Hentati H [10], published a systematic review study which included 413 patients with strangulated inguinal hernia and underwent emergency surgery. The aim of the study was to determine whether the mesh repair technique is associated with a higher risk of surgical site infection than non-mesh techniques for strangulated inguinal hernias in adults. Mesh repair was used in 196 patients while anatomical tissue repair in 217 patients. They concluded that he meshes repair technique is a good option for the treatment of strangulated inguinal hernias in adults, giving an acceptable wound infection rate and fewer recurrences than non-mesh repair.

Sawayama [11] conducted a retrospective study in total of 110 patients underwent emergency surgery for an incarcerated groin hernia. The patients were classified into two groups: those who underwent bowel resection (resection group1) 39 patients, and those who did not (non-resection group2) 71 patients. The hernia was repaired with mesh in ten of the 39(25.6 %) patients with bowel resection and 64 of the 71(90.1 %) patients without bowel resection. There were no wound infections in 64 patients with mesh repair in the non-resection group. Two of the 10 patients with mesh repair in the resection group suffered from wound infection.

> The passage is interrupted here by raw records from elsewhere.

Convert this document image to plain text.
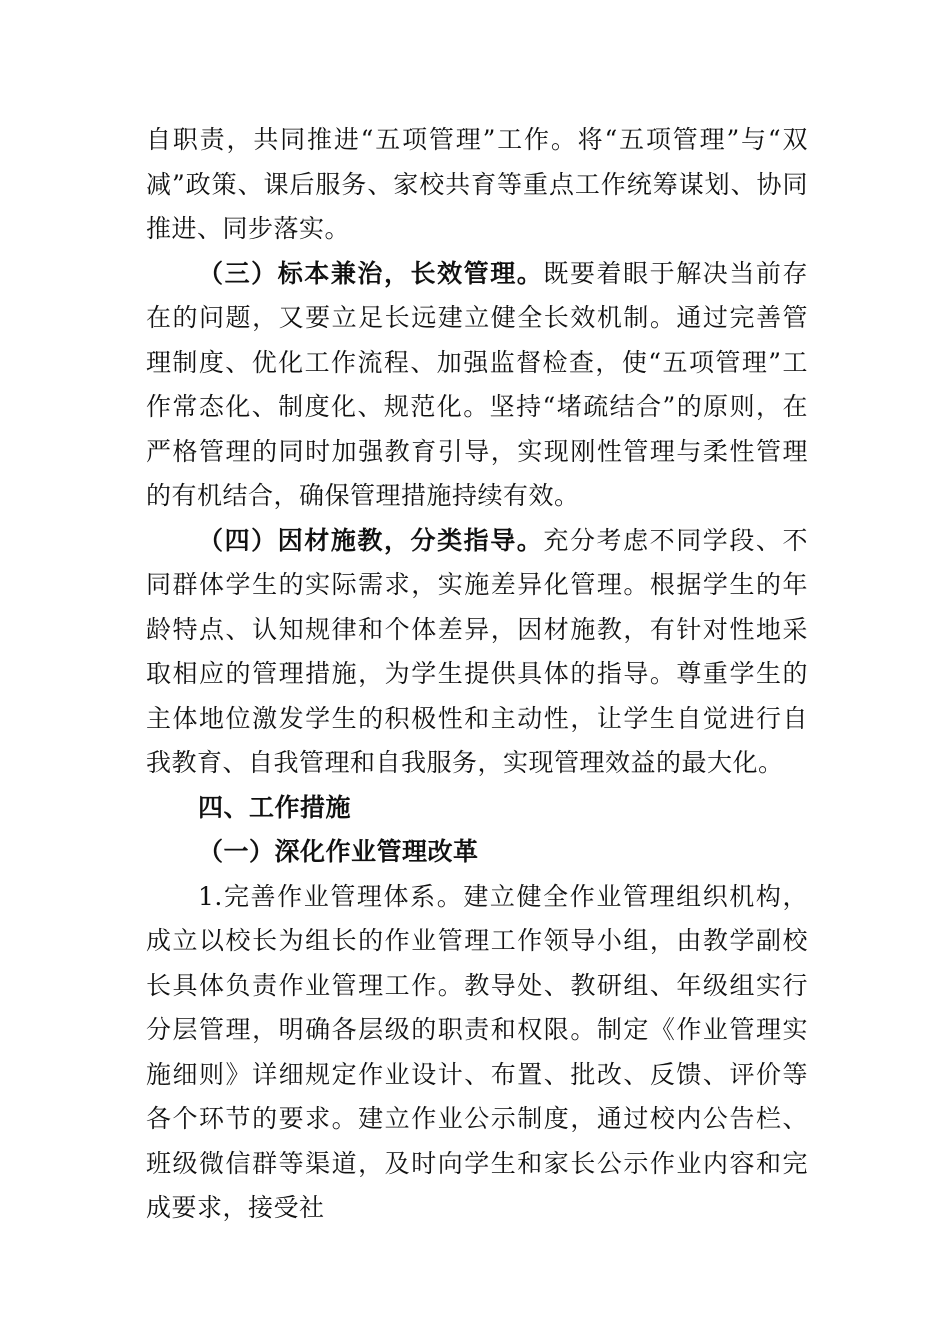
自职责，共同推进“五项管理”工作。将“五项管理”与“双减”政策、课后服务、家校共育等重点工作统筹谋划、协同推进、同步落实。

（三）标本兼治，长效管理。既要着眼于解决当前存在的问题，又要立足长远建立健全长效机制。通过完善管理制度、优化工作流程、加强监督检查，使“五项管理”工作常态化、制度化、规范化。坚持“堵疏结合”的原则，在严格管理的同时加强教育引导，实现刚性管理与柔性管理的有机结合，确保管理措施持续有效。

（四）因材施教，分类指导。充分考虑不同学段、不同群体学生的实际需求，实施差异化管理。根据学生的年龄特点、认知规律和个体差异，因材施教，有针对性地采取相应的管理措施，为学生提供具体的指导。尊重学生的主体地位激发学生的积极性和主动性，让学生自觉进行自我教育、自我管理和自我服务，实现管理效益的最大化。

四、工作措施
（一）深化作业管理改革

1.完善作业管理体系。建立健全作业管理组织机构，成立以校长为组长的作业管理工作领导小组，由教学副校长具体负责作业管理工作。教导处、教研组、年级组实行分层管理，明确各层级的职责和权限。制定《作业管理实施细则》详细规定作业设计、布置、批改、反馈、评价等各个环节的要求。建立作业公示制度，通过校内公告栏、班级微信群等渠道，及时向学生和家长公示作业内容和完成要求，接受社
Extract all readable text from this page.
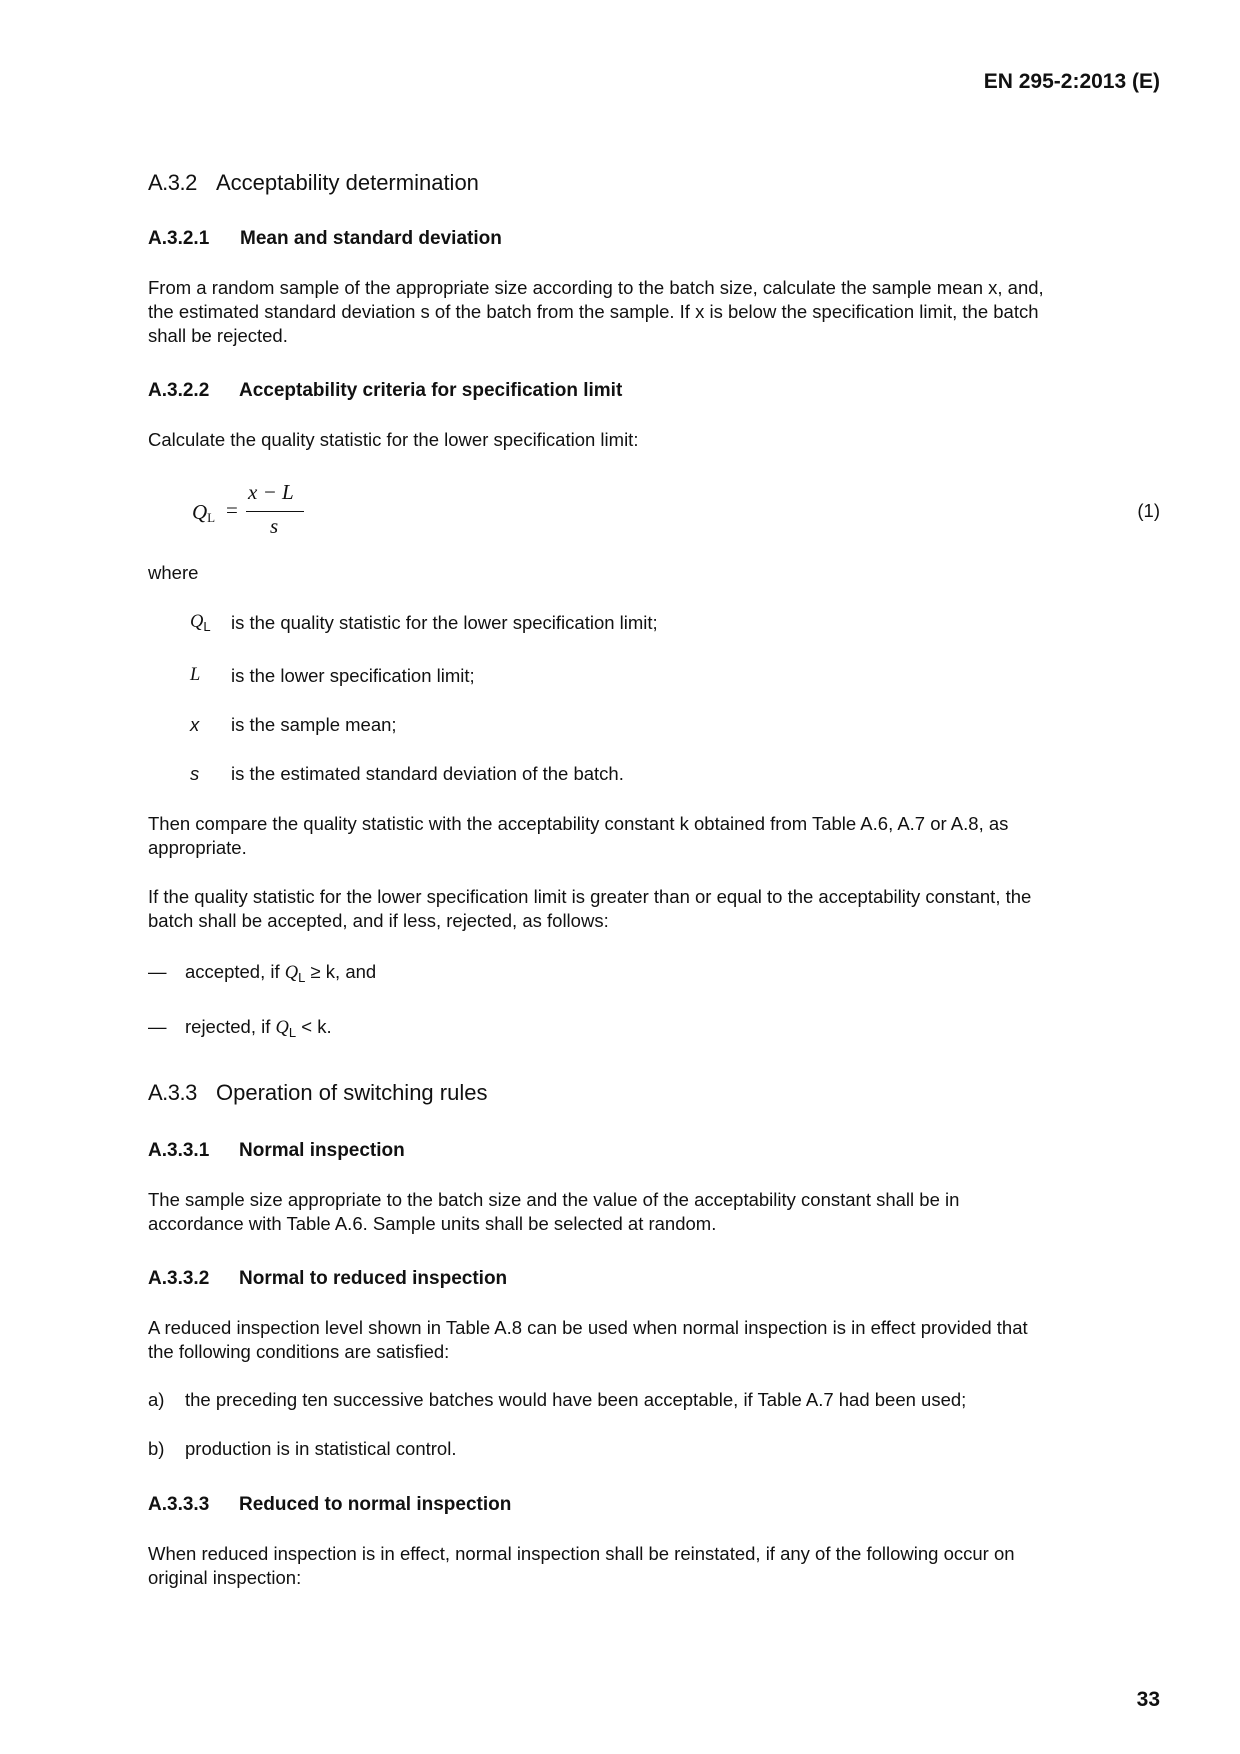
EN 295-2:2013 (E)
A.3.2 Acceptability determination
A.3.2.1 Mean and standard deviation
From a random sample of the appropriate size according to the batch size, calculate the sample mean x, and,
the estimated standard deviation s of the batch from the sample. If x is below the specification limit, the batch
shall be rejected.
A.3.2.2 Acceptability criteria for specification limit
Calculate the quality statistic for the lower specification limit:
$Q_L$ =
x − L
s
(1)
where
$Q_L$ is the quality statistic for the lower specification limit;
L is the lower specification limit;
x is the sample mean;
s is the estimated standard deviation of the batch.
Then compare the quality statistic with the acceptability constant k obtained from Table A.6, A.7 or A.8, as
appropriate.
If the quality statistic for the lower specification limit is greater than or equal to the acceptability constant, the
batch shall be accepted, and if less, rejected, as follows:
— accepted, if $Q_L \ge k$, and
— rejected, if $Q_L < k$.
A.3.3 Operation of switching rules
A.3.3.1 Normal inspection
The sample size appropriate to the batch size and the value of the acceptability constant shall be in
accordance with Table A.6. Sample units shall be selected at random.
A.3.3.2 Normal to reduced inspection
A reduced inspection level shown in Table A.8 can be used when normal inspection is in effect provided that
the following conditions are satisfied:
a) the preceding ten successive batches would have been acceptable, if Table A.7 had been used;
b) production is in statistical control.
A.3.3.3 Reduced to normal inspection
When reduced inspection is in effect, normal inspection shall be reinstated, if any of the following occur on
original inspection:
33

They concluded that mesh repair for the patients with bowel resection is not contraindicated, as long as the clean contamination of the wound was maintained during surgery.

Clinical Bottom Line

One randomised controlled trial, one systematic review, one prospective study and 7 retrospective studies proved that there is no statistically significant increase in the incidence of wound infection when mesh repair is used for strangulated /incarcerated inguinal hernia.

Limitation of this Review

  • Small sample size in some articles
  • Single centre
  • Shorter period of follow in some articles

Ethical Approval: Not applicable.

Sources of Funding: None.

Conflicts of Interest: None.

Provenance and Peer Review

Not commissioned, externally peer reviewed.